Смешно раскачиваясь, Дуняша взмахивала руками, кивала медно-красной головой; пестренькое лицо ее светилось радостью; сжав пальцы обеих рук, она потрясла кулачком пред лицом своим и, поцеловав кулачок, развела руки, разбросила поцелуй в публику. Этот жест вызвал еще более неистовые крики, веселый смех в зале и на хорах. Самгин тоже усмехался, посматривая на людей рядом с ним, особенно на толстяка в мундире министерства путей, – он смотрел на Дуняшу в бинокль и громко говорил, причмокивая:

– До чего мила, котенок! Гибельно мила…

Ей долго не давали петь, потом она что-то сказала публике и снова удивительно легко запела в тишине. Самгин вдруг почувствовал, что все это оскорбляет его. Он даже отошел от публики на площадку между двух мраморных лестниц, исключил себя из этих сотен людей. Он живо вспомнил Дуняшу в постели, голой, с растрепанными волосами, жадно оскалившей зубы. И вот эта чувственная, разнузданная бабенка заставляет слушать ее, восхищаться ею сотни людей только потому, что она умеет петь глупые песни, обладает способностью воспроизводить вой баб и девок, тоску самок о самцах.

«Есть люди, которые живут, неустанно, как жернова – зерна, перемалывая разнородно тяжелые впечатления бытия, чтобы открыть в них что-то или превратить в ничто. Такие люди для этой толпы идиотов не существуют. Она – существует».

Размышляя, Самгин слушал затейливую мелодию невеселой песни и все более ожесточался против Дуняши, а когда тишину снова взорвало, он, вздрогнув, повторил:

«Идиоты!»

В зале как будто хлопали крыльями сотни куриц, с хор кто-то кричал:

– Украиньску-у!

На лестницу вбежали двое молодых людей с корзиной цветов, навстречу им двигалась публика, – человек с широкой седой бородой, одетый в поддевку, говорил:

– Обаятельно! Вот это – наше! Это – Русь!
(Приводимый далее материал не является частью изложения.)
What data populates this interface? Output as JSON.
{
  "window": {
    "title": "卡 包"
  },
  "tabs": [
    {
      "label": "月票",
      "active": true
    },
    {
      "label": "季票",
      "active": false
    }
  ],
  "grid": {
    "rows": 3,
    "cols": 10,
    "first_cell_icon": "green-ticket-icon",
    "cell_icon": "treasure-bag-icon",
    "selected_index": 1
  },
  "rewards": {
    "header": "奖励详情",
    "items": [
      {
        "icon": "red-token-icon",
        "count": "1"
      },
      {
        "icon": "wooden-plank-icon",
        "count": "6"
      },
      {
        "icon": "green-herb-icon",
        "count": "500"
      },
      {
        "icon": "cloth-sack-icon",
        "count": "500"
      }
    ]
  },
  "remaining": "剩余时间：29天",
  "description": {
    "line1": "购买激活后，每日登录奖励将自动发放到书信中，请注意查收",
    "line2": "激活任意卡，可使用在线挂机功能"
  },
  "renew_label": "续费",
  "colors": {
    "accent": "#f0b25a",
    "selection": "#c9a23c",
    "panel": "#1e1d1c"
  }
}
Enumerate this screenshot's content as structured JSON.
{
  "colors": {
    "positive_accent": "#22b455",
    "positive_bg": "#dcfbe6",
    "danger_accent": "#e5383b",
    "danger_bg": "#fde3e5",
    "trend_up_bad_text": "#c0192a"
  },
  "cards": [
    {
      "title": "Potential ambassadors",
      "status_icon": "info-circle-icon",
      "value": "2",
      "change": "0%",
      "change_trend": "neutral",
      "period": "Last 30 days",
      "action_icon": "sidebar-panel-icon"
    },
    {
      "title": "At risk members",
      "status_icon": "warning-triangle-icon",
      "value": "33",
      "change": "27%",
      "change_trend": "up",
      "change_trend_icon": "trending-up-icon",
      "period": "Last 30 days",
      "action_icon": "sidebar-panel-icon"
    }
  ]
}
К Самгину подошла Марина в темно-красном платье, с пестрой шалью на груди.

– Пойдем вниз, там чаю можно выпить, – предложила она и, опускаясь с лестницы, шумно вздохнула:

– До чего прелестно украшается она песнями, и какая чистота голоса, вот уж, можно сказать, – светоносный голосок!

У нее дрожали брови, когда она говорила, – она величественно кивала головой в ответ на почтительные поклоны ей.

– Я плохой ценитель народных песен, – сухо выговорил Самгин.

– Одно дело – песня, другое – пение.

Идти рядом с Мариной Самгину было неловко, – горожане щупали его бесцеремонно любопытными взглядами, поталкивали, не извиняясь. Внизу в большой комнате они толпились, точно на вокзале, плотной массой шли к буфету; он сверкал разноцветным стеклом бутылок, а среди бутылок, над маленькой дверью, между двух шкафов, возвышался тяжелый киот, с золотым виноградом, в нем – темноликая икона; пред иконой, в хрустальной лампаде, трепетал огонек, и это придавало буфету странное сходство с иконостасом часовни. А когда люди поднимали рюмки – казалось, что они крестятся. Где-то близко щелкали шары биллиарда, как бы ставя точки поучительным словам бородатого человека в поддевке:

– Напомнить в наши дни о старинной, милой красоте – это заслуга!

Налево, за открытыми дверями, солидные люди играли в карты на трех столах. Может быть, они говорили между собою, но шум заглушал их голоса, а движения рук были так однообразны, как будто все двенадцать фигур были автоматами.

Марина, расхваливая певицу вполголоса, задумчиво села в угол, к столику, и, спросив чаю, коснулась пальцами локтя Самгина.